Samstag, 23. November 2013

Epigenetische Prägung - Vererbung ist mehr als die Summe der Gene

Prof. Dr. Johannes Huber im Gespräch


Die Epigenetik befasst sich mit Eigenschaften von Organismen und Zellen, die zwar auf Tochterzellen vererbt werden, aber nicht in der DNA eines Lebewesens festgelegt sind. Epigenetiker gehen heute davon aus, dass durch bestimmte Veränderungen an den Chromosomen die Aktivität von Abschnitten oder sogar ganzen Chromosomen in ihrer Aktivität beeinflusst werden (epigenetische Prägung). Die DNA-Sequenz wird dabei jedoch nicht verändert.
Sondern Schaltermoleküle, Eiweiße und andere Signalstoffe der Zelle bestimmen, ob und wann Gene ein- oder ausgeschaltet werden. Diese epigenetischen Veränderungen steuern die Krebsentstehung, verursachen Probleme in der Stammzelltherapie und beim Klonen und bestimmen, welche Eigenschaften vom Vater und welche von der Mutter vererbt werden.

Professor Huber geht vor allem auf epigenetische Mechanismen ein, die bereits während der Schwangerschaft zum Tragen kommen und bestimmte Eigenschaften des werdenden Kindes ein erheblichem Ausmaß beeinflussen. Vor diesem Hintergrund kommt nicht nur der körperlichen, sondern auch der seelischen Wohlergehen der Frau während der Schwangerschaft eine besondere Bedeutung zu.

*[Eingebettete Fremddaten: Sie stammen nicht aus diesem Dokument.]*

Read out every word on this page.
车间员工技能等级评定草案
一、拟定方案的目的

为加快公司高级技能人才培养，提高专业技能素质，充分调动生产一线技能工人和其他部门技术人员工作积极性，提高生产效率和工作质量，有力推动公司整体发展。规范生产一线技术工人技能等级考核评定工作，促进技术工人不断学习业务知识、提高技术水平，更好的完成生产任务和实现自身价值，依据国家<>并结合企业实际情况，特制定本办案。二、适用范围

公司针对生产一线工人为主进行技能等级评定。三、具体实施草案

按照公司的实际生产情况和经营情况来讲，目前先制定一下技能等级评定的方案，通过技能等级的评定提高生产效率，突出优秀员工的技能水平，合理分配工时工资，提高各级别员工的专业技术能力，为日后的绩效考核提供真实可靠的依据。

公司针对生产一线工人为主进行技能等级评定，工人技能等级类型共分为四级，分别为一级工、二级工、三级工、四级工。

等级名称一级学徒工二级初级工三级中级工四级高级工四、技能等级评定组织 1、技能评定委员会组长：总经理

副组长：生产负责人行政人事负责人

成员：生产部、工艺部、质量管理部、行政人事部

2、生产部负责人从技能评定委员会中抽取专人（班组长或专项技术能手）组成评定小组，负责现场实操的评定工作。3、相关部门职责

Die schwangere Frau sei vor Stress, Mobbing und ähnlichen Belastung zu schützen, weil solche Stress-Situationen weitervererben sich und so auf die spätere seelische Gesundheit des Kindes auswirken.

Auch in der Krebsforschung spielt die Epigenetik eine wachsende Rolle: Im Laufe des Alterungsprozesses ermöglichen epigenetische Veränderungen den Zellen, auf Umweltveränderungen und Einflüsse zu reagieren, ohne dass die DNA selber geändert werden muss. Diese Anpassung kann notwendig sein, doch entstehen auch viele Krebsarten unter anderem dadurch, dass die Gene für wichtige Reparaturenzyme oder Schutzmechanismen epigenetisch ausgeschaltet werden.

Bei aller Einsicht in solche Prägungsvorgänge wird man m.E. achtgeben müssen, dass die Eigenverantwortung des Individuums keine übermäßige Bagatellisierung erfährt. Ich denke da an Justiz und Strafvollzug - schon heute nehme ich mit Unverständnis zur Kenntnis, dass Täter nach Begehung einer schweren Straftat mehr öffentliche Zuwendung und Unterstützung zu erhalten scheinen als deren Opfer. Mich würde nicht wundern, wenn in fünf oder zehn Jahren die ersten findigen Rechtsanwälte den Versuch unternähmen, unter Verweis auf die epigenetische Schädigung eines Mandanten ein milderes Urteil für diesen zu erwirken.